To compute the dot products between clauses, we simply compute $AA^T$. Then, for entry $A_{ij}$, we know that $c_i$ subsumes $c_j$ if $A_{ij} = min(\lVert\vec{c}_i\rVert,\lVert\vec{c}_j\rVert)$. We can gain further efficiency improvements by storing the magnitude vector in sorted order and then processing the smallest vectors first, thus removing as many future comparisons as possible.
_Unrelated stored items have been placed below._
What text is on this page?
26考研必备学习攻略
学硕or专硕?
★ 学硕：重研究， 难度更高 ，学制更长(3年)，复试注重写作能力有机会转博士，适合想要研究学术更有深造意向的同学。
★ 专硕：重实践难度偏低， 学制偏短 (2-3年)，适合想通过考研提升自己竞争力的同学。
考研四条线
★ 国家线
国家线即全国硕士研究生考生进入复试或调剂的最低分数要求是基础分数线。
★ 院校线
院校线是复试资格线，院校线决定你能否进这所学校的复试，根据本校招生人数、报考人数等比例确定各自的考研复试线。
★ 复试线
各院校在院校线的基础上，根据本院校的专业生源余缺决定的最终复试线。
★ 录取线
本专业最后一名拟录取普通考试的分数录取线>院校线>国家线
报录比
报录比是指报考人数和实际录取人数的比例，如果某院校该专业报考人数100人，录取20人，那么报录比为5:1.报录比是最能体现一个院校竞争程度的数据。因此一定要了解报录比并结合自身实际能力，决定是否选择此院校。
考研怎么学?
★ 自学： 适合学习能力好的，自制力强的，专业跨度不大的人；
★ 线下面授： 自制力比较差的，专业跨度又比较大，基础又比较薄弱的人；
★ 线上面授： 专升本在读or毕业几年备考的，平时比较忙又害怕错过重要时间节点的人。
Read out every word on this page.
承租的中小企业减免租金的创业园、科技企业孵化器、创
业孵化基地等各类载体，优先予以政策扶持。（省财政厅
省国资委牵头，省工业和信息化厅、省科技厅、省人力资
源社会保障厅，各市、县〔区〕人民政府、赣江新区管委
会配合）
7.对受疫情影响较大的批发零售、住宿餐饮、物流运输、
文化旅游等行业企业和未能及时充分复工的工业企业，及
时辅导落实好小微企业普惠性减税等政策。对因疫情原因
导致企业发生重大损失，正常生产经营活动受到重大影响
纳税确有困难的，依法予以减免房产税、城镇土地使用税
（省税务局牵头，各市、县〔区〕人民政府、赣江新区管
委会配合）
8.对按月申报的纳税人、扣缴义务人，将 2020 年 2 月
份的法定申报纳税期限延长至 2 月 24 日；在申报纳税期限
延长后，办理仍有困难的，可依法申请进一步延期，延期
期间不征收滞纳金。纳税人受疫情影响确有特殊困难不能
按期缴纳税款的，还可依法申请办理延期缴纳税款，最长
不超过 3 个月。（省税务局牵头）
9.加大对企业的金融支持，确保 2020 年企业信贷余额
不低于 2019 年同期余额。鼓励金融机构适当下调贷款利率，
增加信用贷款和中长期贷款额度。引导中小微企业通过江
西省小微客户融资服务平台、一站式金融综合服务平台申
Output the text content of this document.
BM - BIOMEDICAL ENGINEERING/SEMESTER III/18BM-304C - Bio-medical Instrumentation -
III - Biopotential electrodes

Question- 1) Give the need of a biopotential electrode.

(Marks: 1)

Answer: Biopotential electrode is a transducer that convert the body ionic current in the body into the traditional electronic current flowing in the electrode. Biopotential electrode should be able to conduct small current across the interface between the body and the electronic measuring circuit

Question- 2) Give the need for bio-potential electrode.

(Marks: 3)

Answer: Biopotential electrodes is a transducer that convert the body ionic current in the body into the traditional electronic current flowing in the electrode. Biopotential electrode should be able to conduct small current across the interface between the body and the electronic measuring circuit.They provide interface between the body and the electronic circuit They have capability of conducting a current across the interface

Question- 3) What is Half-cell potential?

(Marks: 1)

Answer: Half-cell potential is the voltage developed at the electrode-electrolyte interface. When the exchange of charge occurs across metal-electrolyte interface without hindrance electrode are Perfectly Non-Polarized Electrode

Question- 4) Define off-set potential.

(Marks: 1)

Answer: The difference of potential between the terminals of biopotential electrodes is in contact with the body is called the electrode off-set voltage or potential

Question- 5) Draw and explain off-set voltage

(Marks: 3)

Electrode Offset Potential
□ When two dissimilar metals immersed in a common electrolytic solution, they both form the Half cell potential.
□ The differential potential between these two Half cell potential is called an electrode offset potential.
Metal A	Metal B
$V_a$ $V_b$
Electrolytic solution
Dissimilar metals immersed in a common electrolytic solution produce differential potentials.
So far, the idea is fine. It occured to me that if one can summarize the matrix in a low-dimensional space, that has the intuitive feel that the SAT instance is not that hard. I wanted to explore this using singular value decomposition (SVD), which attmpts to deconstruct our matrix $A$ into the product of three matrices as $A = U\Sigma V^T$. The real matrix of interest for us if $\Sigma$, which is a diagonal matrix with the singular values of $A$ on the diagonal. The square of these singular values give the eigenvalues, and each of these eigenvalues is the proportion of the variance in the original matrix that is explained by each of the components. In our case, since the SVD treats values in the original matrix as continuous, the new components that we create do not have any meaning logically (that I know of). What I wanted to explore is the relationship between number of components and proportion of variance explained for different formulas.

The idea falls apart because the SVD takes much longer to calculate than just solving the puzzle, at least on my local device. Improving the matrix construction process to be a sparse representation sped things up, but ultimately one would just be better off solving the puzzle.